PFLAG UK - SUPPORT FOR FRIENDS AND FAMILY OF GAY AND
How To Support a Gay Friend Coming Out
As acceptance of gay people slowly increases, more and more people are coming out to their friends and family. There's almost no one who doesn't know and love someone is gay, lesbian, bisexual, or transgendered, and many people will eventually have the experience of someone they love coming out. While this news can be shocking, if you want to maintain your friendship, it's important that you are able to overcome your initial judgments and continue to think of your friend as the same person - someone you love and care about and want to support.
Listen Carefully To What Your Friend Has To Say
This should be true of all your friends, all the time, but it can be exceptionally difficult to hear surprising news from your friend (for instance, that she is gay, bisexual, or transgendered) without rushing to judgment, either positive or negative. Let your friend express themselves, and then share any thoughtful, caring words you have when they are done
Believe Your Friend
One of the most common reactions to coming out is disbelief. This is unfortunate because someone has spent a lot of time thinking about their sexual or gender identity before sharing their conclusions with anyone else.
If your friend confides that they are transgendered they may ask you to start using a new name and new pronouns with him/her. Don't purposefully use your friend's old name, but know that it is okay if you occasionally slip up, everyone makes mistakes.
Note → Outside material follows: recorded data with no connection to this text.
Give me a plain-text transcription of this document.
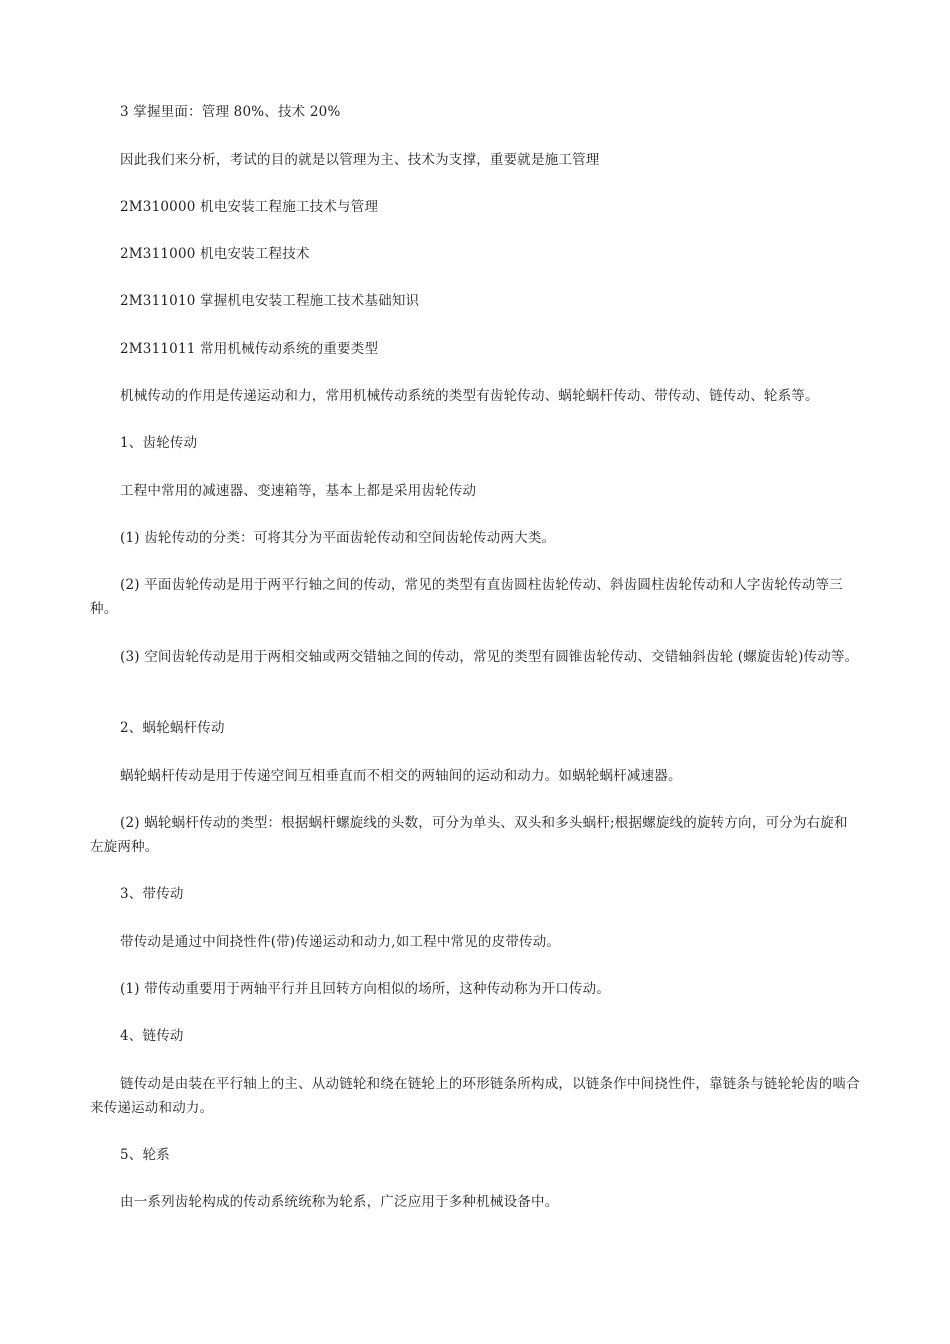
3 掌握里面：管理 80%、技术 20%

因此我们来分析，考试的目的就是以管理为主、技术为支撑，重要就是施工管理

2M310000 机电安装工程施工技术与管理

2M311000 机电安装工程技术

2M311010 掌握机电安装工程施工技术基础知识

2M311011 常用机械传动系统的重要类型

机械传动的作用是传递运动和力，常用机械传动系统的类型有齿轮传动、蜗轮蜗杆传动、带传动、链传动、轮系等。

1、齿轮传动

工程中常用的减速器、变速箱等，基本上都是采用齿轮传动

(1) 齿轮传动的分类：可将其分为平面齿轮传动和空间齿轮传动两大类。

(2) 平面齿轮传动是用于两平行轴之间的传动，常见的类型有直齿圆柱齿轮传动、斜齿圆柱齿轮传动和人字齿轮传动等三种。

(3) 空间齿轮传动是用于两相交轴或两交错轴之间的传动，常见的类型有圆锥齿轮传动、交错轴斜齿轮 (螺旋齿轮)传动等。

2、蜗轮蜗杆传动

蜗轮蜗杆传动是用于传递空间互相垂直而不相交的两轴间的运动和动力。如蜗轮蜗杆减速器。

(2) 蜗轮蜗杆传动的类型：根据蜗杆螺旋线的头数，可分为单头、双头和多头蜗杆;根据螺旋线的旋转方向，可分为右旋和左旋两种。

3、带传动

带传动是通过中间挠性件(带)传递运动和动力,如工程中常见的皮带传动。

(1) 带传动重要用于两轴平行并且回转方向相似的场所，这种传动称为开口传动。

4、链传动

链传动是由装在平行轴上的主、从动链轮和绕在链轮上的环形链条所构成，以链条作中间挠性件，靠链条与链轮轮齿的啮合来传递运动和动力。

5、轮系

由一系列齿轮构成的传动系统统称为轮系，广泛应用于多种机械设备中。
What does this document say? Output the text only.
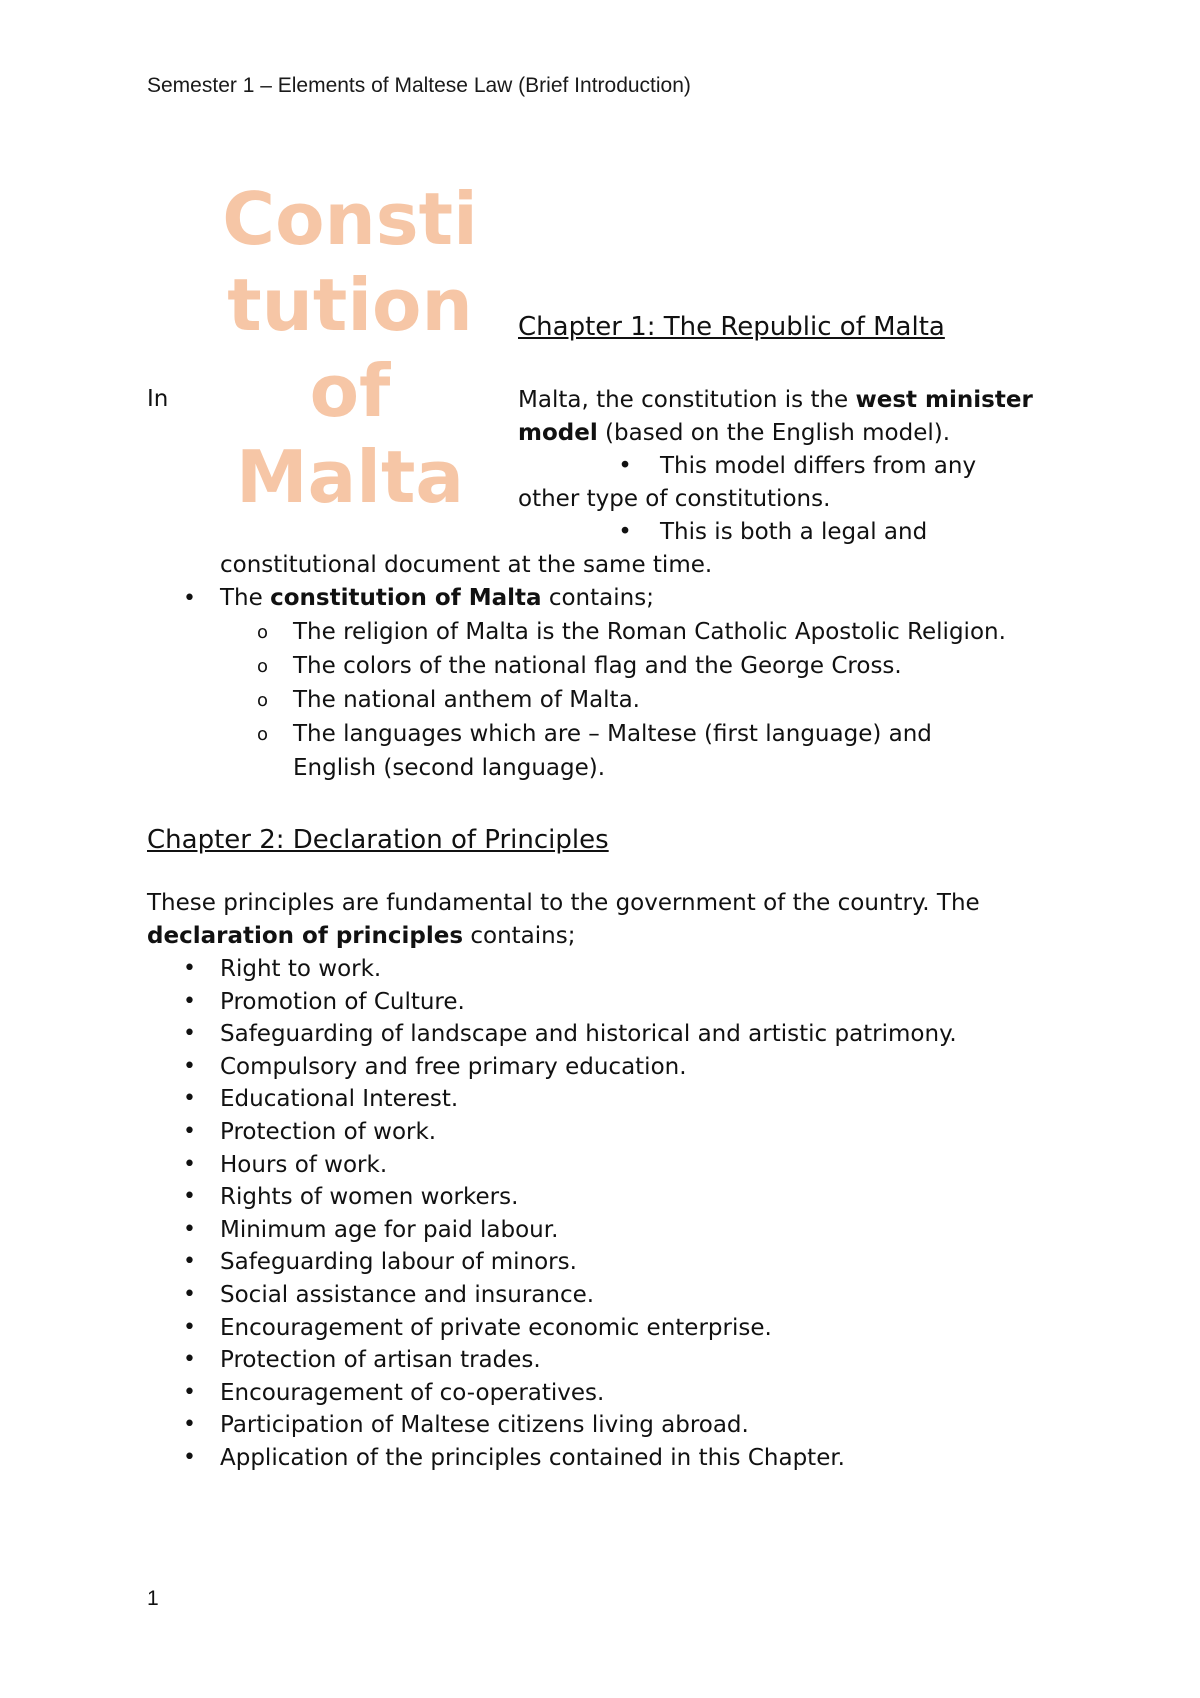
Semester 1 – Elements of Maltese Law (Brief Introduction)
Consti
tution
of
Malta
Chapter 1: The Republic of Malta
In	Malta, the constitution is the west minister model (based on the English model).

•	This model differs from any

other type of constitutions.

•	This is both a legal and
constitutional document at the same time.
• The constitution of Malta contains;
o The religion of Malta is the Roman Catholic Apostolic Religion.
o The colors of the national flag and the George Cross.
o The national anthem of Malta.
o The languages which are – Maltese (first language) and English (second language).
Chapter 2: Declaration of Principles

These principles are fundamental to the government of the country. The declaration of principles contains;

• Right to work.
• Promotion of Culture.
• Safeguarding of landscape and historical and artistic patrimony.
• Compulsory and free primary education.
• Educational Interest.
• Protection of work.
• Hours of work.
• Rights of women workers.
• Minimum age for paid labour.
• Safeguarding labour of minors.
• Social assistance and insurance.
• Encouragement of private economic enterprise.
• Protection of artisan trades.
• Encouragement of co-operatives.
• Participation of Maltese citizens living abroad.
• Application of the principles contained in this Chapter.
1
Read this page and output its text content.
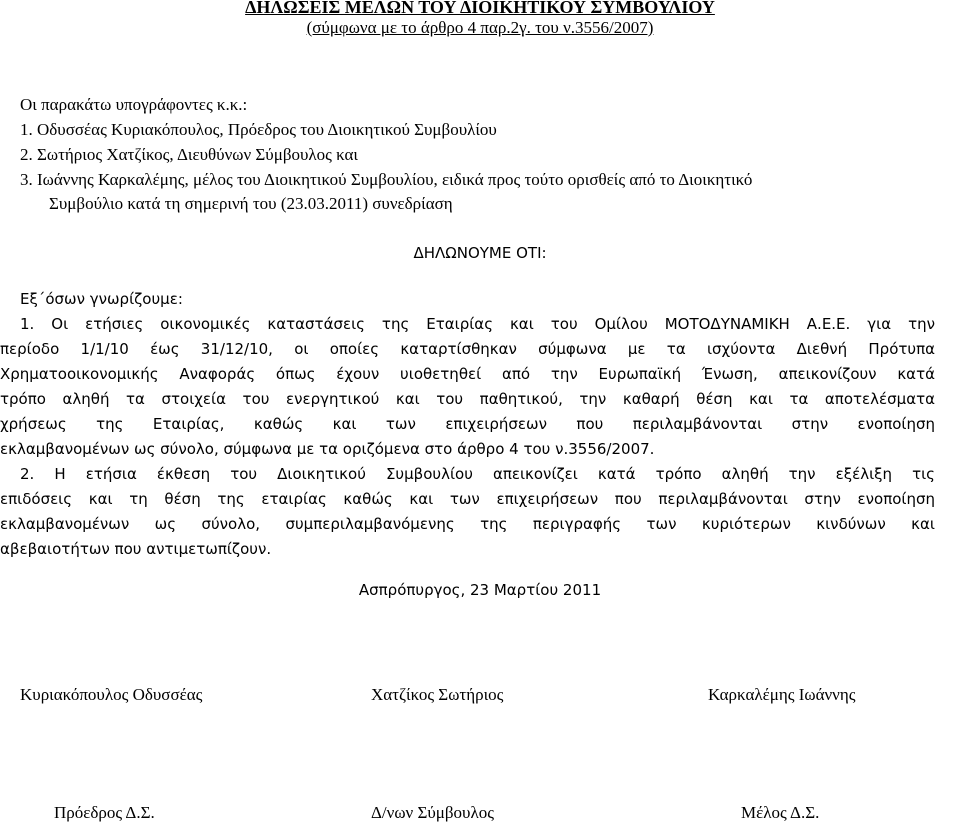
ΔΗΛΩΣΕΙΣ ΜΕΛΩΝ ΤΟΥ ΔΙΟΙΚΗΤΙΚΟΥ ΣΥΜΒΟΥΛΙΟΥ
(σύμφωνα με το άρθρο 4 παρ.2γ. του ν.3556/2007)
Οι παρακάτω υπογράφοντες κ.κ.:
1. Οδυσσέας Κυριακόπουλος, Πρόεδρος του Διοικητικού Συμβουλίου
2. Σωτήριος Χατζίκος, Διευθύνων Σύμβουλος και
3. Ιωάννης Καρκαλέμης, μέλος του Διοικητικού Συμβουλίου, ειδικά προς τούτο ορισθείς από το Διοικητικό
Συμβούλιο κατά τη σημερινή του (23.03.2011) συνεδρίαση
ΔΗΛΩΝΟΥΜΕ ΟΤΙ:
Εξ΄όσων γνωρίζουμε:
1. Οι ετήσιες οικονομικές καταστάσεις της Εταιρίας και του Ομίλου ΜΟΤΟΔΥΝΑΜΙΚΗ Α.Ε.Ε. για την
περίοδο 1/1/10 έως 31/12/10, οι οποίες καταρτίσθηκαν σύμφωνα με τα ισχύοντα Διεθνή Πρότυπα
Χρηματοοικονομικής Αναφοράς όπως έχουν υιοθετηθεί από την Ευρωπαϊκή Ένωση, απεικονίζουν κατά
τρόπο αληθή τα στοιχεία του ενεργητικού και του παθητικού, την καθαρή θέση και τα αποτελέσματα
χρήσεως της Εταιρίας, καθώς και των επιχειρήσεων που περιλαμβάνονται στην ενοποίηση
εκλαμβανομένων ως σύνολο, σύμφωνα με τα οριζόμενα στο άρθρο 4 του ν.3556/2007.
2. Η ετήσια έκθεση του Διοικητικού Συμβουλίου απεικονίζει κατά τρόπο αληθή την εξέλιξη τις
επιδόσεις και τη θέση της εταιρίας καθώς και των επιχειρήσεων που περιλαμβάνονται στην ενοποίηση
εκλαμβανομένων ως σύνολο, συμπεριλαμβανόμενης της περιγραφής των κυριότερων κινδύνων και
αβεβαιοτήτων που αντιμετωπίζουν.
Ασπρόπυργος, 23 Μαρτίου 2011
Κυριακόπουλος Οδυσσέας	Χατζίκος Σωτήριος	Καρκαλέμης Ιωάννης
Πρόεδρος Δ.Σ.	Δ/νων Σύμβουλος	Μέλος Δ.Σ.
Don't give up a friendship because you're shocked by the news. If you're really friends with this other person, you should be friends with all of them, not just the part of them you can easily understand. Friends are more than a list of things we like in other people, they're people we care about no matter what.
Keep The Secret
If your friend has asked you not to share their sexual orientation or gender identity with others, you should respect that trust. If you're friend can trust you, they will continue to confide in you in the future, but may feel betrayed if you can't keep the news to yourself.
Be There For Your Friend
The world is often not kind to gay, lesbian, bisexual, and transgendered people, especially young ones. If your friend needs someone to talk to about a rough day or a bad situation, listen attentively and then offer your support.